# Blackbeard Island access



## Shoeman (Aug 6, 2014)

I am thinking about going on this hunt in December.   Haven't been in years and hope someone on here can send me a few contacts for getting to the island?    Can anyone help?   Thanks!


----------



## pine nut (Aug 6, 2014)

Call Shellman's fish camp and I bet they will know some folks available to do this.  I'm sorry I don't have a phone number.  Probably google it or information.


----------



## Vance Henry (Aug 6, 2014)

We may have room for one more Matt, too early to tell but I can do some digging.


----------



## Flaustin1 (Aug 6, 2014)

Ive always wanted to do one of the island hunts myself.  Is it sign in/check in or quota?


----------



## Vance Henry (Aug 6, 2014)

It's check in, no quota....and a good time.


----------



## Shoeman (Aug 8, 2014)

Vance, thanks - I may have a group going and am just trying to find some options.


----------



## CharrDad (Sep 22, 2014)

I'm going on the December hunt and it will be my first time on the island, so I'd appreciate any info on transportation as well. Should I assume that like the Ossabaw hunts, that the local marinas will have some ferry options available? Any help is appreciated.


----------



## CharrDad (Sep 26, 2014)

I found this list of charter services and marinas that handle launches and/or transportation to Blackbeard. I haven't called any of them yet but will be glad to share once I do ...

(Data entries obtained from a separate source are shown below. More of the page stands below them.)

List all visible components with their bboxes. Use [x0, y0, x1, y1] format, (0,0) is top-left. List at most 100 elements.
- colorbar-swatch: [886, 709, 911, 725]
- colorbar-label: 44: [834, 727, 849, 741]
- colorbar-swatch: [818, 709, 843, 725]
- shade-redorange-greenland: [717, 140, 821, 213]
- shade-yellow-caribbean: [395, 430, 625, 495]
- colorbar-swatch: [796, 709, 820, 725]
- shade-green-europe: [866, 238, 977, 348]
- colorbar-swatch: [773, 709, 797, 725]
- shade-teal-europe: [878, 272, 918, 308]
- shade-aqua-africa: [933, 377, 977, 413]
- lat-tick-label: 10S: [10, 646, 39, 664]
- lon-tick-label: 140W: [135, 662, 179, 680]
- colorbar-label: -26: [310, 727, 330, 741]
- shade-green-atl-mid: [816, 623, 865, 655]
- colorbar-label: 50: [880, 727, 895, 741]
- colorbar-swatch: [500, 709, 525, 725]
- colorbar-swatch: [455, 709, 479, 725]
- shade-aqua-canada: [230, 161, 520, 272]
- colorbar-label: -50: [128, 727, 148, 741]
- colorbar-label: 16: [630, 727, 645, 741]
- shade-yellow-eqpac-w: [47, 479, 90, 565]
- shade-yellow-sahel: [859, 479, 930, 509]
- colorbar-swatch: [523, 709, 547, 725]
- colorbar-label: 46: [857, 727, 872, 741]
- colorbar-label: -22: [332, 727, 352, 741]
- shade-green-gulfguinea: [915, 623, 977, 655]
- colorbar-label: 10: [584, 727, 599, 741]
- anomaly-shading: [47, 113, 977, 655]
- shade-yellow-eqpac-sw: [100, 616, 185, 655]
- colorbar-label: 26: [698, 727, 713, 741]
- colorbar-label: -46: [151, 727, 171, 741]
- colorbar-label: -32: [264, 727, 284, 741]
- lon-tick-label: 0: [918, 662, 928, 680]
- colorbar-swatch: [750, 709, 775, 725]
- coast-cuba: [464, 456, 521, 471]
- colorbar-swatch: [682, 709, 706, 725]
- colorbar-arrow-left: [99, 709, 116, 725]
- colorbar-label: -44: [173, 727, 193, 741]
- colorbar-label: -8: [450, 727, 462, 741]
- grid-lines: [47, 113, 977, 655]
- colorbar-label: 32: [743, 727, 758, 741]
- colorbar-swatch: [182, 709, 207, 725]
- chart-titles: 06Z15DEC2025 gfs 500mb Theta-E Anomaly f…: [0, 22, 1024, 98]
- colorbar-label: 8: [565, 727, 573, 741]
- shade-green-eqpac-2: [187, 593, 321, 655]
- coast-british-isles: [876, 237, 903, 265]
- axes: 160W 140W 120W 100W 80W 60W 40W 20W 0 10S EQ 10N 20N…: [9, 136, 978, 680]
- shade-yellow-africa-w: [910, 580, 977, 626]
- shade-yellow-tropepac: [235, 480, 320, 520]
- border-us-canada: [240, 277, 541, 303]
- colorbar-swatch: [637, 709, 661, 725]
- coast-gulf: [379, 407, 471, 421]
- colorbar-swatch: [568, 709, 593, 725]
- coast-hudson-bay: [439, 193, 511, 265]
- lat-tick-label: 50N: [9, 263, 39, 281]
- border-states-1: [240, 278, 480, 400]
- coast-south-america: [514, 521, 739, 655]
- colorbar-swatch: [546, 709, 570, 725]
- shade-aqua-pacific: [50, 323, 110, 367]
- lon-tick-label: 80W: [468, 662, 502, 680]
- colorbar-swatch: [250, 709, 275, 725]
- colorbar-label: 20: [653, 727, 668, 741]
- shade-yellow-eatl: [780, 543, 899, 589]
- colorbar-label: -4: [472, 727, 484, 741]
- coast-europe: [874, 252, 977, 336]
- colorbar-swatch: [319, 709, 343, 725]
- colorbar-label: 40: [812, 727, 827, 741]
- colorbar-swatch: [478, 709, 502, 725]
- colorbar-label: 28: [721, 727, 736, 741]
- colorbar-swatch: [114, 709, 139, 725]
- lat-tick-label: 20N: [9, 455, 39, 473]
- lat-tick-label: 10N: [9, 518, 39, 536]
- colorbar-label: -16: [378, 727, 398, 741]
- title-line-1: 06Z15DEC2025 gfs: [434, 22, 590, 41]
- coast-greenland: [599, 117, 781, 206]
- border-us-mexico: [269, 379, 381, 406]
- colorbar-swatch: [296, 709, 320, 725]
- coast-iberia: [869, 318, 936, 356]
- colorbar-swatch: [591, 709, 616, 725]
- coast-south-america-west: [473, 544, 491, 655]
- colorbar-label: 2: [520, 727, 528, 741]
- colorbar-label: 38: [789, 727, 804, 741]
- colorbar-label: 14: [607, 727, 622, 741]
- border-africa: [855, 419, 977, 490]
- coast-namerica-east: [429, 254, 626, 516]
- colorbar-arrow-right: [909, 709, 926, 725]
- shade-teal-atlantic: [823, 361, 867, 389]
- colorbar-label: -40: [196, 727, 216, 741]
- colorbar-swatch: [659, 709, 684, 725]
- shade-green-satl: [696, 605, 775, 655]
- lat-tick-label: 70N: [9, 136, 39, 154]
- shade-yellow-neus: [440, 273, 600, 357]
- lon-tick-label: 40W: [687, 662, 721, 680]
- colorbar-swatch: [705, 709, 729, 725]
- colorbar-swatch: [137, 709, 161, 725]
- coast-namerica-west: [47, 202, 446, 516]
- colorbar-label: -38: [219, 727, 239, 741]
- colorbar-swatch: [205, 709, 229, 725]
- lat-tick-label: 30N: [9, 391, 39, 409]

http://www.fws.gov/blackbeardisland/pdfs/publiccamping&charter.pdf


----------



## Shoeman (Sep 28, 2014)

I do have a group going but am not sure how many guys yet.   I have (or think I have. . .through Shellman's Bluff) 8 spots reserved.   As soon as I know how many guys, anyone else who wants one, can have a spot.    The more the merrier.


----------



## Tkpassmore (Oct 5, 2014)

I am going to the October hunt this year. I've been in December two times and loved it. The rut map put out in GON states the rut should be in October. Is this the case?


----------



## Shoeman (Oct 8, 2014)

Does anyone know if Verizon works on the island?  I hate to even bring a phone but. . . .


----------



## Hammer Spank (Oct 8, 2014)

Verizon works on some parts.  The further you get on the west side, the less it works.  You should have service always at the main dock.


----------



## SELFBOW (Oct 8, 2014)

New for this year is a $25 permit as well. Get it online by googling Savannah Coastal Refuge Complex and follow the links.


----------



## nannywacker50 (Oct 14, 2014)

My wife and I went in 2010 & 2011 we used Henderson Hope out of Bell Bluff Marina This is the number we used 912 270 7965 not sure if it is still current.


----------



## Shoeman (Oct 17, 2014)

Thanks for the info.   I have spots booked through Shellman's Bluff.   Have not been in years and am really looking forward to it.


----------